Young whites less likely to view white skin color as source of opportunity

April 17, 2016

The 2016 American National Election Survey recently released its pilot data. The data are incomplete and may have errors at this point, so I won't plan on doing anything more serious with them until the final results are released after the election.

 

The  survey has alarge number of new questions dealing with racial attitudes. Especially useful (in my view) are the items that differ from the old questions that tap into old-fashioned racism and from the newer questions designed to capture racial resentment.

 

Many of the questions deal with issues of white guilt and white privilege. For me, the more interesting question is not what the aggregate numbers show. At present I am more interested in what the breakdown looks like by age. Are young whites much more progressive on racial issues than older whites? On some questions, the answer seems to be yes; in most cases, whites under 30 gave the most liberal answers, on average.

 

However, the relationship is not always linear. It is not true that the oldest cohort always gives the most racially conservative answer.

 

We even have one case where the youngest cohort of whites gave the least liberal response to a racial question. One of these questions asked, "Does having white skin generally give whites more opportunities in their everyday lives, fewer opportunities, or does it not make any difference?"

 

On this particular question, whites under 30 were the only cohort in which fewer than one quarter stated that their skin color gabe them a lot more or slightly more opportunities.

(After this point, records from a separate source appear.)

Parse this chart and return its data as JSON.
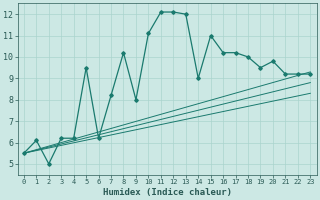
{
  "xlabel": "Humidex (Indice chaleur)",
  "bg_color": "#cce8e4",
  "line_color": "#1a7a6e",
  "xlim": [
    -0.5,
    23.5
  ],
  "ylim": [
    4.5,
    12.5
  ],
  "xticks": [
    0,
    1,
    2,
    3,
    4,
    5,
    6,
    7,
    8,
    9,
    10,
    11,
    12,
    13,
    14,
    15,
    16,
    17,
    18,
    19,
    20,
    21,
    22,
    23
  ],
  "yticks": [
    5,
    6,
    7,
    8,
    9,
    10,
    11,
    12
  ],
  "main_x": [
    0,
    1,
    2,
    3,
    4,
    5,
    6,
    7,
    8,
    9,
    10,
    11,
    12,
    13,
    14,
    15,
    16,
    17,
    18,
    19,
    20,
    21,
    22,
    23
  ],
  "main_y": [
    5.5,
    6.1,
    5.0,
    6.2,
    6.2,
    9.5,
    6.2,
    8.2,
    10.2,
    8.0,
    11.1,
    12.1,
    12.1,
    12.0,
    9.0,
    11.0,
    10.2,
    10.2,
    10.0,
    9.5,
    9.8,
    9.2,
    9.2,
    9.2
  ],
  "ref_lines": [
    {
      "x": [
        0,
        23
      ],
      "y": [
        5.5,
        9.3
      ]
    },
    {
      "x": [
        0,
        23
      ],
      "y": [
        5.5,
        8.8
      ]
    },
    {
      "x": [
        0,
        23
      ],
      "y": [
        5.5,
        8.3
      ]
    }
  ],
  "grid_color": "#aad4ce",
  "tick_color": "#2a5a55",
  "xlabel_fontsize": 6.5,
  "tick_fontsize_x": 5.0,
  "tick_fontsize_y": 6.0
}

Whites in the two youngest cohorts were also more likely than whites in the two oldest cohorts to say that their skin color caused them to have fewer opportunities.

 

The complete breakdown is in the image below (which I hope is readable). 

 

I will play more with these data in the weeks ahead. I will need to eventually do a more sophisticated analysis to make sense of the generation gap among whites on racial issues. My intuition is that it is smaller than many commentators believe -- I made this argument in White Voters in the 21st Century, but it will be helpful to have some new data to work with.